Table of Contents for After Stories
One: Before
Chapter one serves as the book's introduction and sets up the narrative arc for the book that unpacks assumptions about what we think we know about El Salvador. It provides a brief review of Salvadoran history, the postwar ethnographic context of Chalatenango—a former war zone—maps out the unfolding impact of migration, and introduces the importance of thinking about generation. Through an attention to anthropological responsibility in longitudinal research, Chapter one offers an analysis of the longue durée of postwar by focusing on a diversity of war stories. These point to a periodization of "Before" war, postwar, and migration.

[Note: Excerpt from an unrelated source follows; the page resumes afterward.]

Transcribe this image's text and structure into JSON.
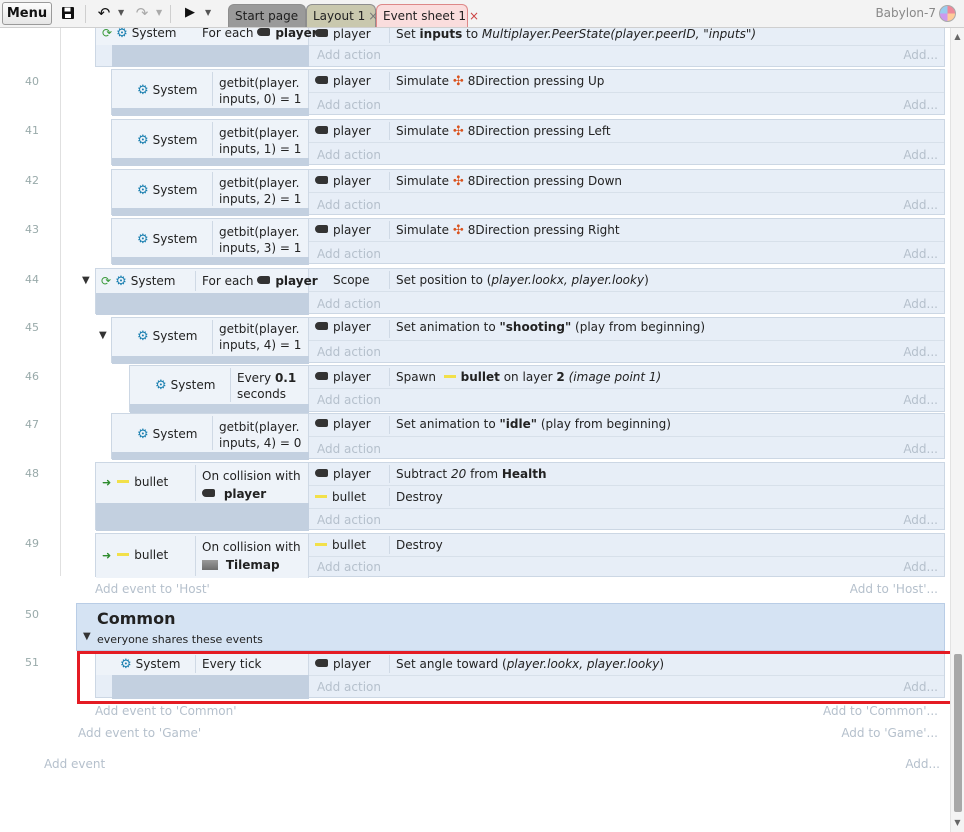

Focusing on narratives and excavating an archive of memories, the chapter also points to the emergence of the 1.5 insurgent generation, the now young adult children of the forgotten former rank-and-file revolutionaries, who are remaking transnational families and offer pathways of hope for our global futures.
Two: Numbers
Chapter two offers an ethnographic account of violencia encifrada, a concept coined to refer to a codified, encrypted violence made possible by numbers that are entangled with storytelling and memory. The chapter begins by juxtaposing the humanitarian crisis and the surge of unaccompanied minors that became visible in the summer of 2014 against another set of numbers—the epidemic murder rate in postwar El Salvador. How have these embodied numbers come to represent postwar El Salvador as a resoundingly bloody, terrifying, and insecure place more than twenty-five years after war? How are these numbers lived? The focus is on how the numbers circulate in nonlinear, eruptive ways and how they come to hold the promise of truths about El Salvador. The chapter argues for a more radical sense of what counts, and it suggests that we consider the unexpected practices of forgiveness that can emerge in new spaces.
Three: Bodies
Chapter three explores how bodies in and out of war comprise another node of El Salvador's "curated story," to borrow from Sujatha Fernandes. In this framing, the longue durée of postwar emerges through stories of embodied injury and the making of the Salvadoran "chronic body." The chapter examines ethnographic stories around injury, trauma, and care that link wartime narratives of agency and pain with the hardships and joys of making a life in the United States. Through longitudinal breadth, the chapter juxtaposes untapped narratives collected during fieldwork in the 1990s against contemporary stories that circulate in person and on social media as image and text. These stories bring into conversation theories of disability, debility, and Jasbir Puar's "right to maim." Theorizing in Spanish through the concept of debilidad, the chapter develops an argument around an ethics of collective care as central to El Salvador's longue durée.
Four: Objects
Building on Tim O'Brien's invocation of the violence surrounding "the things they carried," chapter four offers a reading of the role of objects and the affective act of carrying across contexts. The crux of the chapter honors the experiences of deportation through a focus on the materiality of deportation, on the things that los retornados take care to bring back with them—an archive of the returned that asks us to hold in tension memories and futures. In accompanying a young woman unpacking her suitcase, we can ask, what do these objects tell us about entanglements with borders and the state and with forms of violence, chronic lives, and aspirations—with the very documentation of the unauthorized? Papers and things become prompts for narrative unfoldings, and the making of a counterarchive complicates the contemporary Salvadoran call for the "reintegration" of a different kind of postwar subject.
Five: After
Chapter five plays with the periodization of the before and after of war, of peace, and of migration, which is hegemonically framed as never an after of violence and injustice. Returning to questions around anthropological commitments to truth making, it develops an analysis around Salvadoran after-stories, about how El Salvador continues to be framed in that longue durée of postwar across generations. Rather than arguing for a direct through-line of militancy, the chapter invokes how a radical collective ethics of care and practices of forgiveness rub up against all that still needs to be reckoned with—that weight of carrying (on) through the longue durée of postwar. The chapter turns explicitly to the 1.5 insurgent generation, who were socialized through the war and its aftermaths, and to how in different ways they sustain a collective radical Chalateco project across borders.